LaPlace got hit with a double whammy.
Hurricane Ida’s winds caused wind and rain damage everywhere. But in the part of LaPlace near Lake Pontchartrain, residents were also socked with water whipping in from the lake. For more than 50 years, officials have touted a levee as the answer to St. John’s woes. But it wasn’t fully funded until 2018 — largely as a result of the outrage over Isaac. The U.S. Army Corps of Engineers is still calculating Ida’s storm surge. But according to preliminary assessments, it does seem that the long-planned levee would have blocked the surge, according to Ricky Boyett, a spokesman for the Corps. Meanwhile, the storm appears to have done little damage to the levee project itself — in large part because construction had yet to begin. Instead, the corps was building access roads over impassable, swampy land and stockpiling fill material. Boyett said that while the corps is heavily involved in relief and recovery operations across Louisiana, it’s forging ahead with work on the levee. “We’re still tracking on the same schedule,” Boyett said.
The levee construction is a mix of areas that have never has a levee and open water.
Much of the project is planned for geography that’s never had any type of levee before, including open water. This year, the Corps plans to start building a test section. While the official word is that the project’s timeline hasn’t slipped, some parish residents wonder if it could actually be accelerated. Hotard, who met with top corps officials and President Joe Biden after Hurricane Ida, said she’s in “daily” talks about the project. At a minimum, the storm will allow the levee’s designers to fine-tune their plans, she said. “Now they get to see, really, what a storm can do,” she said. “I believe this may even allow them to make improvements to the levee that they were actually going to construct, because they got to see some real devastation in real time.”
Yes, the promise is there but how long can you hold out when all you have is a promise?
Hotard’s own home was damaged. She urged residents to stick it out. “Levee protection is coming,” she said. “We know that it’s tough when you’re gutting your home out. All you can think about in that moment is, ‘I never want to do this again.’ However, I believe that the community spirit we have in St. John is unmatched.” Still, the levee’s promise rings hollow for some residents who’ve heard it all before. Man-made climate change is making the Gulf of Mexico a more dangerous place, and they worry that before the levee is completed, another storm will wreck their properties for a third time. It’s the dread of waiting for that next storm, rather than the frustration of gutting and rebuilding, that makes some residents want to go.
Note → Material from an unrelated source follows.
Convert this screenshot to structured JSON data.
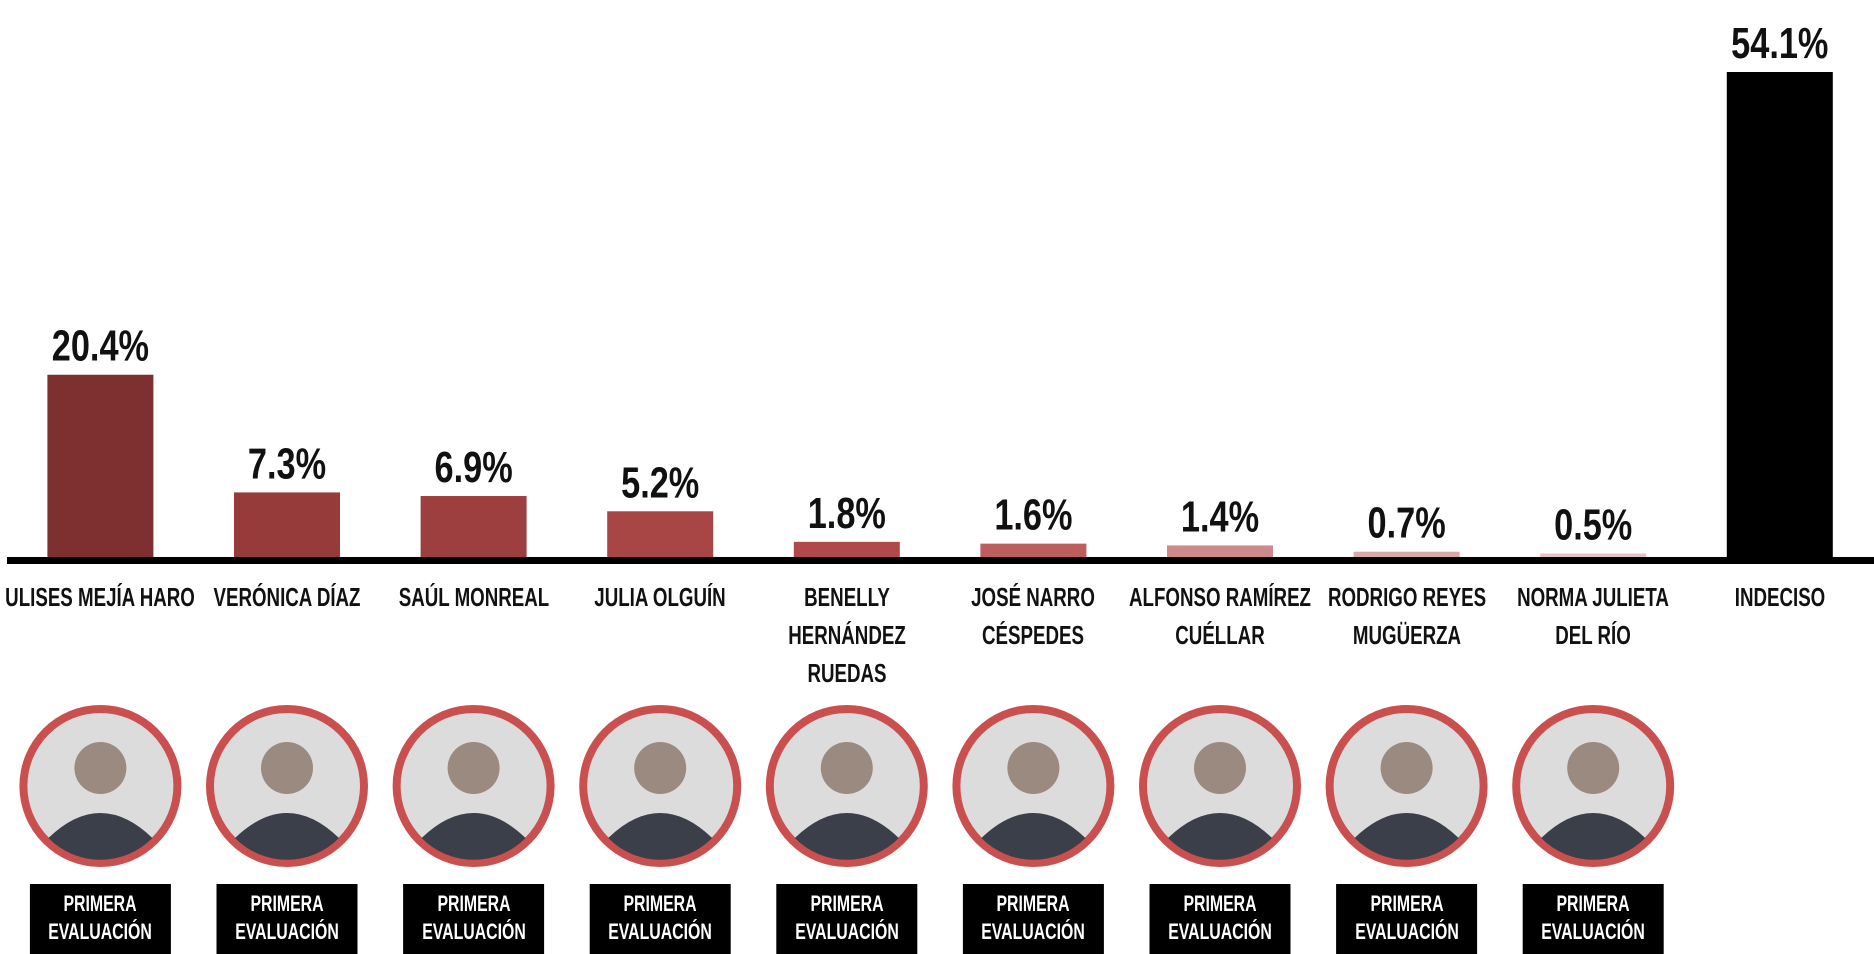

Where do you go? You have to know there is a job there unless you are retired and often that has family ties. Do you stay close or go far afield?
Wheat might move to Texas. Another LaPlace resident, Jerome Gooden, said he might go to Gonzales. But Cosme and her husband haven’t decided what comes next. She still thinks about the storm surge rushing against her home’s northern wall. “A lot of our neighbors say, ‘we’re gonna just sell, because we’ve been promised the levee and we’re just waiting and waiting,’” she said. “It’s just a shame.”
Of course every part of the country has weather problems and you might just be trading hurricanes for tornadoes, oh. I forgot, we get those too! But there is a limit to peoples patience and each of us has different limits.